Brasília - A Advocacia Geral da União (AGU) pediu ontem ao Tribunal Superior Eleitoral (TSE) a nulidade da ação movida pelo DEM e PSDB contra o presidente Luiz Inácio Lula da Silva e a ministra Dilma Rousseff (Casa Civil) por propaganda eleitoral antecipada. A AGU argumenta que não há provas nem elementos que configurem o uso eleitoreiro por Lula e Dilma do encontro nacional de prefeitos, realizado em Brasília este mês, supostamente para beneficiar a pré-candidatura da ministra ao Planalto.
Caso o tribunal decida por levar o processo adiante, o advogado-geral da União, José Antônio Toffoli, pede que seja aplicada a pena mínima a Lula e Dilma - o pagamento do “patamar mínimo” do valor estabelecido pela legislação em forma de multa.

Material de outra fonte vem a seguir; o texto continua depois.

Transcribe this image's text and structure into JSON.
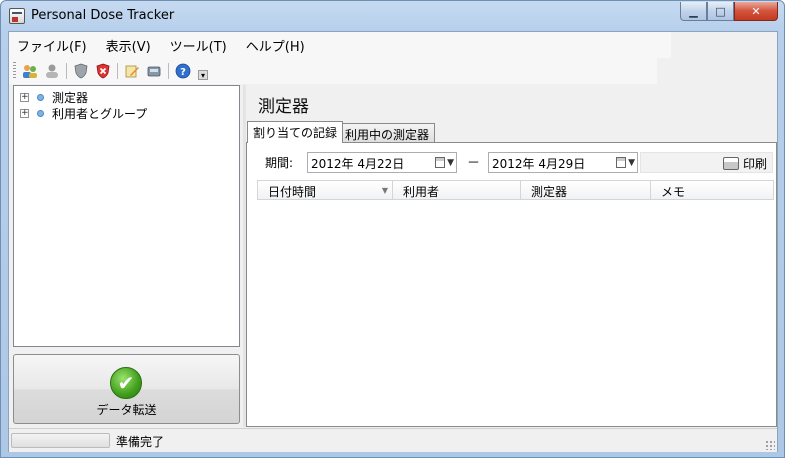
{
  "window": {
    "title": "Personal Dose Tracker",
    "minimize": "▁",
    "maximize": "□",
    "close": "✕"
  },
  "menu": {
    "items": [
      "ファイル(F)",
      "表示(V)",
      "ツール(T)",
      "ヘルプ(H)"
    ]
  },
  "toolbar": {
    "icons": [
      "users-icon",
      "user-gray-icon",
      "shield-icon",
      "shield-red-icon",
      "edit-icon",
      "device-icon",
      "help-icon"
    ],
    "overflow": "▾"
  },
  "tree": {
    "items": [
      {
        "expander": "+",
        "label": "測定器"
      },
      {
        "expander": "+",
        "label": "利用者とグループ"
      }
    ]
  },
  "transfer_button": {
    "label": "データ転送",
    "check": "✔"
  },
  "right": {
    "title": "測定器",
    "tabs": [
      "割り当ての記録",
      "利用中の測定器"
    ],
    "period_label": "期間:",
    "start_date": "2012年  4月22日",
    "end_date": "2012年  4月29日",
    "dash": "－",
    "print_label": "印刷",
    "columns": [
      "日付時間",
      "利用者",
      "測定器",
      "メモ"
    ],
    "sort_indicator": "▼"
  },
  "status": {
    "text": "準備完了"
  }
}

“Mesmo após os inúmeros e consistentes argumentos trazidos nesta peça processual, caso ainda seja acolhido o entendimento sobre propaganda extemporânea e ausência de excludente para a punição, é certo que a fixação da multa em patamar superior ao mínimo legal, tanto em relação ao presidente da República, como em face da ministra-chefe da Casa Civil, violaria nuclearmente o princípio da razoabilidade e proporcionalidade”, diz a resposta da AGU.

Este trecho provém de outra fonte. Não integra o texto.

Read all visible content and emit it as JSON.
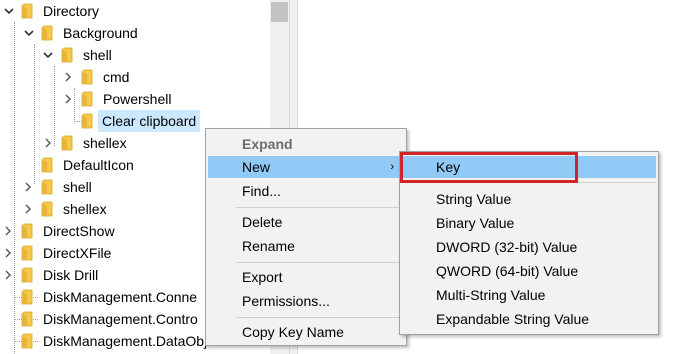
{
  "tree": {
    "items": [
      {
        "label": "Directory",
        "expanded": true
      },
      {
        "label": "Background",
        "expanded": true
      },
      {
        "label": "shell",
        "expanded": true
      },
      {
        "label": "cmd",
        "expanded": false
      },
      {
        "label": "Powershell",
        "expanded": false
      },
      {
        "label": "Clear clipboard",
        "selected": true
      },
      {
        "label": "shellex",
        "expanded": false
      },
      {
        "label": "DefaultIcon"
      },
      {
        "label": "shell",
        "expanded": false
      },
      {
        "label": "shellex",
        "expanded": false
      },
      {
        "label": "DirectShow",
        "expanded": false
      },
      {
        "label": "DirectXFile",
        "expanded": false
      },
      {
        "label": "Disk Drill",
        "expanded": false
      },
      {
        "label": "DiskManagement.Conne"
      },
      {
        "label": "DiskManagement.Contro"
      },
      {
        "label": "DiskManagement.DataObject"
      }
    ]
  },
  "context_menu": {
    "expand_label": "Expand",
    "new_label": "New",
    "find_label": "Find...",
    "delete_label": "Delete",
    "rename_label": "Rename",
    "export_label": "Export",
    "permissions_label": "Permissions...",
    "copy_key_name_label": "Copy Key Name"
  },
  "new_submenu": {
    "items": [
      "Key",
      "String Value",
      "Binary Value",
      "DWORD (32-bit) Value",
      "QWORD (64-bit) Value",
      "Multi-String Value",
      "Expandable String Value"
    ]
  },
  "colors": {
    "highlight": "#91c9f7",
    "selection": "#cce8ff",
    "annotation_box": "#d2232a",
    "folder": "#f6c94a"
  }
}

No texto, os advogados do governo afirmam que a oposição não tem provas de que Lula e Dilma usaram o encontro com os prefeitos para promover a pré-candidatura da ministra. Toffoli sustenta que a fotomontagem com imagens do presidente e da ministra ao lado dos prefeitos, disponibilizada num estande montado no evento, não tem qualquer relação com o governo.
“O citado estúdio não integrou o evento ou foi autorizado por sua organização. Reitere-se que o estúdio foi montado em local público por uma empresa privada, que apenas objetivou explorar uma atividade econômica, sem a gerência ou autorização do governo”, diz a resposta da AGU.
Os advogados argumentam, ainda, que Lula e Dilma não usaram os discursos no evento para promover a ministra - apenas anunciaram medidas administrativas para os prefeitos e distribuíram material “flagrantemente técnico e informativo”. Outro argumento da AGU é o de que a propaganda eleitoral antecipada, quando ocorre, é realizada pelo próprio candidato - o que não teria ocorrido no evento.
Segundo a AGU, DEM e PSDB basearam a ação contra Lula e Dilma apenas em matérias jornalísticas que “não podem ser consideradas como provas suficientes a uma condenação”. “O encontro nacional de prefeitos, como a própria denominação indica, foi realizada com a presença apenas de gestores municipais, não tendo sido dirigido para o público externo, no caso, potenciais eleitores. E, mesmo que hipoteticamente tivesse sido dirigido para este público, certamente não teria a sua restrita abrangência potencialidade para influenciar uma eleição nacional”, afirma a AGU.
Na defesa de Lula e Dilma encaminhada ao TSE, a AGU parte para o ataque contra os governadores de São Paulo, José Serra (PSDB), e do Distrito Federal, José Roberto Arruda (DEM). Toffoli afirma que Serra também promoveu evento semelhante em São Paulo - e que o encontro em Brasília contou com o apoio do governador do DF, que é da oposição.